Why Cybersecurity Pros Need 100 Days To Develop Threat Defenses

Servers, websites, apps and databases are the most likely targets of cyber attacks. But even knowing that, it can take organizations almost three months to create a successful defense. 

The Russian attack on Ukraine has heightened corporate and governmental attention to cybersecurity. JL 

Venture Beat reports:

A recent analysis of 35,000 cybersecurity team members inside 400 large organizations found it takes 96 days on average to develop the knowledge, skills and judgment to defend against breaking threats. The increase in sophisticated threats is forcing organizations to ramp-up skills faster and more efficiently. Development of knowledge, skills and judgment was faster against high-profile threat groups (including) Solarwinds, Iran, Fin 7, Hafnium and Darkside. Technology and financial services companies prepare the most for cyberattacks. National infrastructure organizations prepare the least.

A recent analysis by Immersive Labs of 35,000 cybersecurity team members inside 400 large organizations found that it takes over three months (96 days) on average to develop the knowledge, skills and judgment to defend against breaking threats. One particular breaking threat took, on average, more than six months (204 days) to master, causing concerns for organizations that are forced into swift action.

On the flip side, four of the top five fastest-developed skills in 2021 revolved around the Log4j vulnerability. The increase in sophisticated threats is forcing organizations to find ways to ramp-up skills faster and more efficiently; however, unfortunately, a large gap still exists. Development of knowledge, skills and judgment was also faster against high-profile threat groups. The top five of interest are UNC2452 (Solarwinds), Iranian Threat Groups, Fin 7, Hafnium and Darkside.
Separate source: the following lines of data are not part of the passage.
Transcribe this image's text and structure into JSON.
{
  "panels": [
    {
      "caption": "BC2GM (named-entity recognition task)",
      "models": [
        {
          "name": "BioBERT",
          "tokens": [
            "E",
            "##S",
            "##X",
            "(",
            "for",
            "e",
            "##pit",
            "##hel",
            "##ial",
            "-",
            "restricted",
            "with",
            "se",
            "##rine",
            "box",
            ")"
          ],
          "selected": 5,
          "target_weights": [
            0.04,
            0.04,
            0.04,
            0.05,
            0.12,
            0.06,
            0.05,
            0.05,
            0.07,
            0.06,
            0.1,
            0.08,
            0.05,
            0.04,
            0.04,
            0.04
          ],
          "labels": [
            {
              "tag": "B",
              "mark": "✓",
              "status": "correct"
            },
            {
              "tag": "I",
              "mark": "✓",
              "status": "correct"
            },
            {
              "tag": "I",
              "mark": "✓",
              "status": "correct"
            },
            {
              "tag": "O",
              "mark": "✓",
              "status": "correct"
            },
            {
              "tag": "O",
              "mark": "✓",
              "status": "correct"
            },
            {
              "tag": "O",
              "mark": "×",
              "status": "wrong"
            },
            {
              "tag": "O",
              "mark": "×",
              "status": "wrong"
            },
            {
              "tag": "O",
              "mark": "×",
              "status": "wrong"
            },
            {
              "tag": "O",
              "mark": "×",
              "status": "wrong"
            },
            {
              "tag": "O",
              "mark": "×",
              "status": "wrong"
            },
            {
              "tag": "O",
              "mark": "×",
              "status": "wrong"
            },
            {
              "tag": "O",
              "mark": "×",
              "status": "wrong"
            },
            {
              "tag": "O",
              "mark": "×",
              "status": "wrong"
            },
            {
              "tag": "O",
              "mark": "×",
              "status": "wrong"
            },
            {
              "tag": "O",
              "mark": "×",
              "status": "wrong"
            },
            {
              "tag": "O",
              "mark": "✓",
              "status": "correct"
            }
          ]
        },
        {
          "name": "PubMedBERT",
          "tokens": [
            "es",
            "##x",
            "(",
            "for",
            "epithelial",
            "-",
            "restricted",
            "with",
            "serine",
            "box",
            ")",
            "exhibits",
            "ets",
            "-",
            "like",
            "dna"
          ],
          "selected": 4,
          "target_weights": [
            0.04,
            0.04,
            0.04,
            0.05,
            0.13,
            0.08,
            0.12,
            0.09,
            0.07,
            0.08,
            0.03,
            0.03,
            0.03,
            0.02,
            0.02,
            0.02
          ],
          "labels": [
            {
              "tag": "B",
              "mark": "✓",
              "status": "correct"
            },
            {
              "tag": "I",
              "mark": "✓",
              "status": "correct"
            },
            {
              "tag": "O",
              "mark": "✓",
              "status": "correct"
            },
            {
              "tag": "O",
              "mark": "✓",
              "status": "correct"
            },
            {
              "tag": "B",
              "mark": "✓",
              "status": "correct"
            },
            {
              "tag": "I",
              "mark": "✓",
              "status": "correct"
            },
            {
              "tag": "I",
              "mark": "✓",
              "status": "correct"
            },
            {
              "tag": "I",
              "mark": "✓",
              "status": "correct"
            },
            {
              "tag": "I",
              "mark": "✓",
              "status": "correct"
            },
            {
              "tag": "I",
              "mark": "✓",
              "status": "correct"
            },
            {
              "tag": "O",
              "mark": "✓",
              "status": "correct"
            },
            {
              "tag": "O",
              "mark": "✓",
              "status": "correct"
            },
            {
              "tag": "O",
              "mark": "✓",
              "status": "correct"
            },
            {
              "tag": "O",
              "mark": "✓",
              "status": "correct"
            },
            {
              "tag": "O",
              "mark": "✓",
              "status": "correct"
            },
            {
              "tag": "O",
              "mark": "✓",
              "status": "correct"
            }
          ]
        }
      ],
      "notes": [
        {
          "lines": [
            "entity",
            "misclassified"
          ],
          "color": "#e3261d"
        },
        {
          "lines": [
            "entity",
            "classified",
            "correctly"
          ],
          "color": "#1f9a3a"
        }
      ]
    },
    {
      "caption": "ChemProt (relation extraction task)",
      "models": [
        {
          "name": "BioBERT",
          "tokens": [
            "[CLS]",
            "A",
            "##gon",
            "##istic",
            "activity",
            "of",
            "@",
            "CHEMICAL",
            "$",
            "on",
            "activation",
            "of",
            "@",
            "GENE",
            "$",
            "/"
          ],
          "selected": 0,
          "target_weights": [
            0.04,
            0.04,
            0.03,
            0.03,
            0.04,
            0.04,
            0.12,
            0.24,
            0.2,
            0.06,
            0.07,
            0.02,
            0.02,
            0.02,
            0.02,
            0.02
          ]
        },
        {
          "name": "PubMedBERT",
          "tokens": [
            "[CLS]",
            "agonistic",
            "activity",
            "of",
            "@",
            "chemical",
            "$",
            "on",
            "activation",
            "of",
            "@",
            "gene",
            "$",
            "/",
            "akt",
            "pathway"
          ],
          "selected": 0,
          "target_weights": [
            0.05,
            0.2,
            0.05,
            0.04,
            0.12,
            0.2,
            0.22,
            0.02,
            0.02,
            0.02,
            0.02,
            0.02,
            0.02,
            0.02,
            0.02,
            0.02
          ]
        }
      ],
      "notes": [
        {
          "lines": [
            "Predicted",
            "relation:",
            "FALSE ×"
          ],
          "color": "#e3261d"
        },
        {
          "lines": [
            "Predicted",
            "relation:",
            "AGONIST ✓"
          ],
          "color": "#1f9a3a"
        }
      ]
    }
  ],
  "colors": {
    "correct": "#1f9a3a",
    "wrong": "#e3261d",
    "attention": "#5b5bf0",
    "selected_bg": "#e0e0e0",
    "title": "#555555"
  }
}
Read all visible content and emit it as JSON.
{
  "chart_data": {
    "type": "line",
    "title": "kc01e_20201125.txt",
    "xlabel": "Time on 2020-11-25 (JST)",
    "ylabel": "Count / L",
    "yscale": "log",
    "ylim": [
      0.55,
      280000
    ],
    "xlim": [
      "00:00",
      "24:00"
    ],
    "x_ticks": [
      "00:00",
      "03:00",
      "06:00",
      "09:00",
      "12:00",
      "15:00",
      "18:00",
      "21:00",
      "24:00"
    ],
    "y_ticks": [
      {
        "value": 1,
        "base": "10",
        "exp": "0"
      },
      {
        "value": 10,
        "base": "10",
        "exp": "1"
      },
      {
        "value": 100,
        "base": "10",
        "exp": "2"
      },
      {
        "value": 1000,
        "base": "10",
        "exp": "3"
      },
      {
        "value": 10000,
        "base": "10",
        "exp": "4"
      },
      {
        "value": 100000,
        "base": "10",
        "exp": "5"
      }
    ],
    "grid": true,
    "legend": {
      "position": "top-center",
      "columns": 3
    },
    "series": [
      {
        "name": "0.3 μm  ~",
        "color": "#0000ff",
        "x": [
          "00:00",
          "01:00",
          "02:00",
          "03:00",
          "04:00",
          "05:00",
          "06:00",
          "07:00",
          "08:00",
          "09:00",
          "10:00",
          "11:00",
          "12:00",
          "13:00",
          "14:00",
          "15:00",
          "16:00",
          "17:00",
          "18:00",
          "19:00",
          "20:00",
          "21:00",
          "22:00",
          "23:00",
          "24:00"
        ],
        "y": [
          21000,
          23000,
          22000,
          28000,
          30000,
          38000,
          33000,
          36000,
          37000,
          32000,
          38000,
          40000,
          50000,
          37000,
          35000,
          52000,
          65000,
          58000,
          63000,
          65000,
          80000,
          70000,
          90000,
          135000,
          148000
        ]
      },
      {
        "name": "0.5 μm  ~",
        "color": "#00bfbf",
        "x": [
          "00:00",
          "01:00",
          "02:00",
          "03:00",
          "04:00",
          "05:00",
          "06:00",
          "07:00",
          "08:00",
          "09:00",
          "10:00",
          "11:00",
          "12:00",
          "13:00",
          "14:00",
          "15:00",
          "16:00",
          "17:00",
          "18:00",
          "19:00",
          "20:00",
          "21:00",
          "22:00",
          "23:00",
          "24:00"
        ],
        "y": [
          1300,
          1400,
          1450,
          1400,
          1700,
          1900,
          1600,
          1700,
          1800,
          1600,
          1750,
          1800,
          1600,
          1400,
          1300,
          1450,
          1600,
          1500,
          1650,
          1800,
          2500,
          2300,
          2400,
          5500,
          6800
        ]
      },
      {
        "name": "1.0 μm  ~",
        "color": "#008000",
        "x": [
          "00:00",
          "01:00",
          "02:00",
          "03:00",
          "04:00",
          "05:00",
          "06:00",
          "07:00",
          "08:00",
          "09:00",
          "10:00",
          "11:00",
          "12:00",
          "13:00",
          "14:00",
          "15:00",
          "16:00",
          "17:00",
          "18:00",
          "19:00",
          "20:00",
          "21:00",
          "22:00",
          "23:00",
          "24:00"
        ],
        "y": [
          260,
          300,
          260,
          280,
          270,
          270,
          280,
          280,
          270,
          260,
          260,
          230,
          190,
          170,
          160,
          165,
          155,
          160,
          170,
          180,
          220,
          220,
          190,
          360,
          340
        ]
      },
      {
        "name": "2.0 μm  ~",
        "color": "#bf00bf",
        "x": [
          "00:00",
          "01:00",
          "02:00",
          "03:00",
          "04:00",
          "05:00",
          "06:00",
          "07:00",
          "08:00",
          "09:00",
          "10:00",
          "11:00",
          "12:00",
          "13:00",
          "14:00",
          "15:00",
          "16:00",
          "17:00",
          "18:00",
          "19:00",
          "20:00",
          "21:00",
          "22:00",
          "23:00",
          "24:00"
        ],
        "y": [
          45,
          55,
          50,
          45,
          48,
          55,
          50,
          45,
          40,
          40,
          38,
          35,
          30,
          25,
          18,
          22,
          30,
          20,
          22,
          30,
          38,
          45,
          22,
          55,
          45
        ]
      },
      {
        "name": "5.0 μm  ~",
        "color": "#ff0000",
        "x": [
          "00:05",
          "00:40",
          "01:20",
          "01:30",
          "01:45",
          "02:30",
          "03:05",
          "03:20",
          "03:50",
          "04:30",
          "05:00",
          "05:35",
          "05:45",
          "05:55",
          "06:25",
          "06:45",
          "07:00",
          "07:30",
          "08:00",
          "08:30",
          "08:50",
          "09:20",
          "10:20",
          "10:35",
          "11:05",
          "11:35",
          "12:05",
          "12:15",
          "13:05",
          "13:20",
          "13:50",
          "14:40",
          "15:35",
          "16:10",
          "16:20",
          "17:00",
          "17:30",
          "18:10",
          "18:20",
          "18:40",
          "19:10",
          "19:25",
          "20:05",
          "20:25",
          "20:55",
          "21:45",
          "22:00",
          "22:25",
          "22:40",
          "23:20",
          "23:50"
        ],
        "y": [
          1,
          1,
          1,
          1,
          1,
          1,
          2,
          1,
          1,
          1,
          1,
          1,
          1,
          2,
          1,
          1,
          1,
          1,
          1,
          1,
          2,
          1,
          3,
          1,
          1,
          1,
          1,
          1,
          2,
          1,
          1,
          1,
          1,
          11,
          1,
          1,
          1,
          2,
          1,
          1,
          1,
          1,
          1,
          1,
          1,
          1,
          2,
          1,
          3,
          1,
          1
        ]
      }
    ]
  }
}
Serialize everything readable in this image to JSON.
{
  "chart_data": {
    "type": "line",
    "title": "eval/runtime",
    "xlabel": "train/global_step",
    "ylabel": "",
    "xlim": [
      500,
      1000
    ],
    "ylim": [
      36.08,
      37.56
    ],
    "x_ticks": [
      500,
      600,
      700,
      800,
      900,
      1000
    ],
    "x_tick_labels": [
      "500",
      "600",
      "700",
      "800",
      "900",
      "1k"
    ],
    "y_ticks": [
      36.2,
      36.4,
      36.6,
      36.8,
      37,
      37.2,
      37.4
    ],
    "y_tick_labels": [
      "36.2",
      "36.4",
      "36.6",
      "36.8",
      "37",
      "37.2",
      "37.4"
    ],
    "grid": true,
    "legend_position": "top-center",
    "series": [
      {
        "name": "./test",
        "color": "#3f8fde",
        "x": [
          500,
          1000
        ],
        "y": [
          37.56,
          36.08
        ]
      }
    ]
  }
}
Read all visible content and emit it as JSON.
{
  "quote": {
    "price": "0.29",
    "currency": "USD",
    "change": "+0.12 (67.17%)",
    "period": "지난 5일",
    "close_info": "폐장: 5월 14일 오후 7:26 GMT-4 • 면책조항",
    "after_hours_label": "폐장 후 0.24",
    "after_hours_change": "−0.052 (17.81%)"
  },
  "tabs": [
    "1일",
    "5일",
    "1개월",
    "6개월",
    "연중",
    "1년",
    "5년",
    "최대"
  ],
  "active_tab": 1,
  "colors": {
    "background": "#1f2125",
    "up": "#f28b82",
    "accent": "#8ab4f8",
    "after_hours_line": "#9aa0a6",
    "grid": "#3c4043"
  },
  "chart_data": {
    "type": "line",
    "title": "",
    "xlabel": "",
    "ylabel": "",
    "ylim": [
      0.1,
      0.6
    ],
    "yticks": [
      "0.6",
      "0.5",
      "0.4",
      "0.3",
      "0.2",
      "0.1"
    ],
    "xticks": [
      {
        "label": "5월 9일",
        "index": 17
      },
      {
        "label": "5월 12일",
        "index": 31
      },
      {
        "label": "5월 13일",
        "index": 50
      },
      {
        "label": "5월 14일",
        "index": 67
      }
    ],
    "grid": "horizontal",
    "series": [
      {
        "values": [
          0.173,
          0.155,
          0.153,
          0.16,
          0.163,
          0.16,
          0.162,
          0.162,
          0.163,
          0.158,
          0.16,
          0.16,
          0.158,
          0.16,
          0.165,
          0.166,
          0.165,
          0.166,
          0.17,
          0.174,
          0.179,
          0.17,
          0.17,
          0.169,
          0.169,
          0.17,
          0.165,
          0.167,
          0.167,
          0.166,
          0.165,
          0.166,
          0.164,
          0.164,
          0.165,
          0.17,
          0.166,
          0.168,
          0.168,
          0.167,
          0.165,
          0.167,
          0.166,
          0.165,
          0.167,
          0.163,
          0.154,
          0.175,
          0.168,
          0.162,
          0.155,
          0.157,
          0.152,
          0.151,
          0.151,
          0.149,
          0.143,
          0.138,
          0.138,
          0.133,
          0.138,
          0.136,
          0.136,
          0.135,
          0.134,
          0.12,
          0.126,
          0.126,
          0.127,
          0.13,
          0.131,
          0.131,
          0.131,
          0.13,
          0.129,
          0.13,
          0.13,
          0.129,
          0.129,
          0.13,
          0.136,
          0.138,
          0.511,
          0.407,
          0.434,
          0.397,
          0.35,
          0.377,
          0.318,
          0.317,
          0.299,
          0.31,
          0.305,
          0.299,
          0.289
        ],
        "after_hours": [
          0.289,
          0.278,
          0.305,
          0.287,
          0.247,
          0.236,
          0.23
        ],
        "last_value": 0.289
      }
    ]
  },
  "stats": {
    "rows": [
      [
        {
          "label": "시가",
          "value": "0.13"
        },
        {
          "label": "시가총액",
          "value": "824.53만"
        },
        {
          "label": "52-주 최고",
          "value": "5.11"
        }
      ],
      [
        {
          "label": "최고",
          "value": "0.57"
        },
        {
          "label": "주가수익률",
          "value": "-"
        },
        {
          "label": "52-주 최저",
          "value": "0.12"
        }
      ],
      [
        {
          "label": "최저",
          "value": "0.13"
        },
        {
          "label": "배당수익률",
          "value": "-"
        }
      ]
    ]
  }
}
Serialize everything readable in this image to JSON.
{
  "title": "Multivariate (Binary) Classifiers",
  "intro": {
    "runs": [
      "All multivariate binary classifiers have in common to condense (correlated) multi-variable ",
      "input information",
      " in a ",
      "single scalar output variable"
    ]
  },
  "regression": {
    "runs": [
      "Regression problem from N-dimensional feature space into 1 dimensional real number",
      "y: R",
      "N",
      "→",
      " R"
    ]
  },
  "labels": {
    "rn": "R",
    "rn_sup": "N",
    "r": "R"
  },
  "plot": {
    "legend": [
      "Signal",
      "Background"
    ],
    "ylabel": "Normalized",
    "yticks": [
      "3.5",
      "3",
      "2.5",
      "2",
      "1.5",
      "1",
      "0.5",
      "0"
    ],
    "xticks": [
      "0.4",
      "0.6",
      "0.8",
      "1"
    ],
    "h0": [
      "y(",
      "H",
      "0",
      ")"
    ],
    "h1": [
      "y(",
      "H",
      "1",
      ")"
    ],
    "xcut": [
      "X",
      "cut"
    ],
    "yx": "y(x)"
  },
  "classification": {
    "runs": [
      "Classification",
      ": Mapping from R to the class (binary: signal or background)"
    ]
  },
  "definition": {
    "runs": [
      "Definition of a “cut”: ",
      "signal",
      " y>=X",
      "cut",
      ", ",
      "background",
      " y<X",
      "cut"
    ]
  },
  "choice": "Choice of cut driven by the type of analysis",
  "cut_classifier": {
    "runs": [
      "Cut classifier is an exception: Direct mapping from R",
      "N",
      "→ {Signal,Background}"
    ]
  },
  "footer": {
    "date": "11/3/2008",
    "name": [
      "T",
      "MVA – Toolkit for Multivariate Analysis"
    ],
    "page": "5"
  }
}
However, the frequency in which organizations conduct cybersecurity crisis exercises varies significantly across sectors. An analysis of 6,400 crisis response decisions shows that technology and financial services companies prepare the most for cyberattacks, running nine and seven exercises per year respectively. On the other hand, critical national infrastructure organizations prepare the least, with just one exercise per year.

The report also took a look at application security and found that overall, AppSec teams develop human cyber capabilities faster than cybersecurity teams. Seventy-eight percent of all application security skills are developed faster than the expected completion time, as opposed to just 11% of cybersecurity labs. Furthermore, the average application security lab is completed 2.5 minutes under expected complete time, whereas the average time to complete cybersecurity labs is 17 minutes over. This continues to put a spotlight on the much-needed strategic alignment between AppSec and security teams to keep organizations secure.

Immersive Labs’ Cyber Workforce Benchmark report analyzed cyber knowledge, skills and judgment from over half a million exercises and simulations run by more than 2,100 organizations in the last 18 months. These were broken down to understand the workforce cyber capabilities of cybersecurity, application security and crisis response teams.